16 Haziran 2015 Salı

18. ve 19. Aylar

Tembelim ben tembel hem de çook. Yine geciktirdim 18. ay yazımızı. 20. ayımız dolacak ben daha yeni başlıyorum 18. ayımızı yazmaya. Farkettim de artık her yazıma buna benzer cümlelerle başlıyorum. Zaman hiç bir şeye yetmiyor diyeceğim ama bahane gibi olacak. Geride güzel şeyler bırakabilmek için bazen daha fazla emek harcamak, üşenmemek gerekiyor sanırım. Bilmiş bilmiş konuşmalarımı bırakıp 18. ayımıza geçiyorum.. :)
  
Minik kuşum 28 martta bir ilk gerçekleştirdi ve gece 10 dan sabah 06.30 a kadar deliksiz uyudu. Vuuuu....Bu ilk ve tek oldu tabi...! 

30 Martta kalkmış minik kuş uyanmış evde kapalı tüm kapılara vurup "anni - anni" diye beni aramış. O kadar da güzel "anni" diyor ki "anne" demesinden çok daha sevimli duruyor. "Anne" dedirttirmeye çalıştıranlara sakııın diyorum. 

Minik kuşum artık yatakta uzanıp yastığa vurup "yat - yat" deyip annesini çağırıyor. Uyumaktan ziyade emmek için tabi. :)

Her türlü mimik hareketini yapıyor. Ağla Adoş diyorsun ağlama numarası yapıyor, Öksür diyorsun öksürüyormuş gibi yapıyor, gül, ters ters bak diyorsun hepsini yapıyor pekte bir sevimli oluyor. Ben dudaklarımı balık gibi büzüp gluk gluk yapıyorum minnoşta yapmaya çalışıyor. Fare gibi burnumu çekip "fififi" yapıyorum bizim minnoşta tekrarlıyor...

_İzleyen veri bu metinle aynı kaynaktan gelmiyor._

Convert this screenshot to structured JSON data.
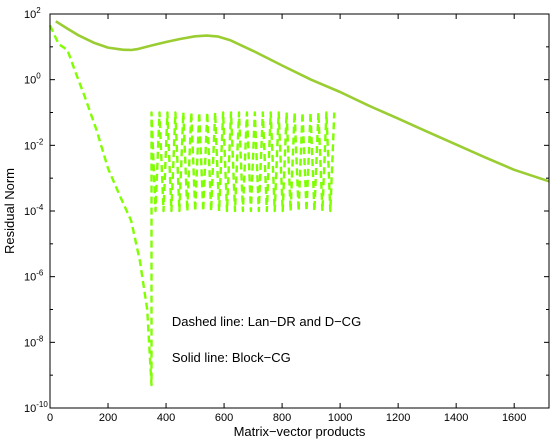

2 Nisan da komşu ziyareti yaptık ve Mete Abisine gittik. Bize ikram edilen üzümlerden yerken gidip Mete abisine de verdi. Adoşun bu özelliğini çok seviyorum; çok paylaşımcı. Umarım büyüdükçe değişmez. Bazen öyle oluyor ki minnoş karşısındaki çocuğa veriyor ama karşısındaki vermek istemiyor. O zaman bizim kelebek aşırıyor. Bir bana bakıyor bir karşısındakine: D

Minnoşumun 18. ayını güzel bir doğu turuyla süslendirdik. Bunu ayrı bir yazı olarak yazacağım.



18. Ayı gezi ile bitirip 19.Aya başka bir gezi ile başladık. Bu sefer hedefimiz Karabük-Safranbolu-Amasraydı. Detayları daha sonraki yazımızda bulabilirsiniz :))

6 Mayısta minik kuşum kaydıraktan ilk defa kimse tutmadan tek başına kaydı. Daha sonrasında bu eylem oturarak kaymak yerine ayakta kaymaya çalışmaya dönüştü..!!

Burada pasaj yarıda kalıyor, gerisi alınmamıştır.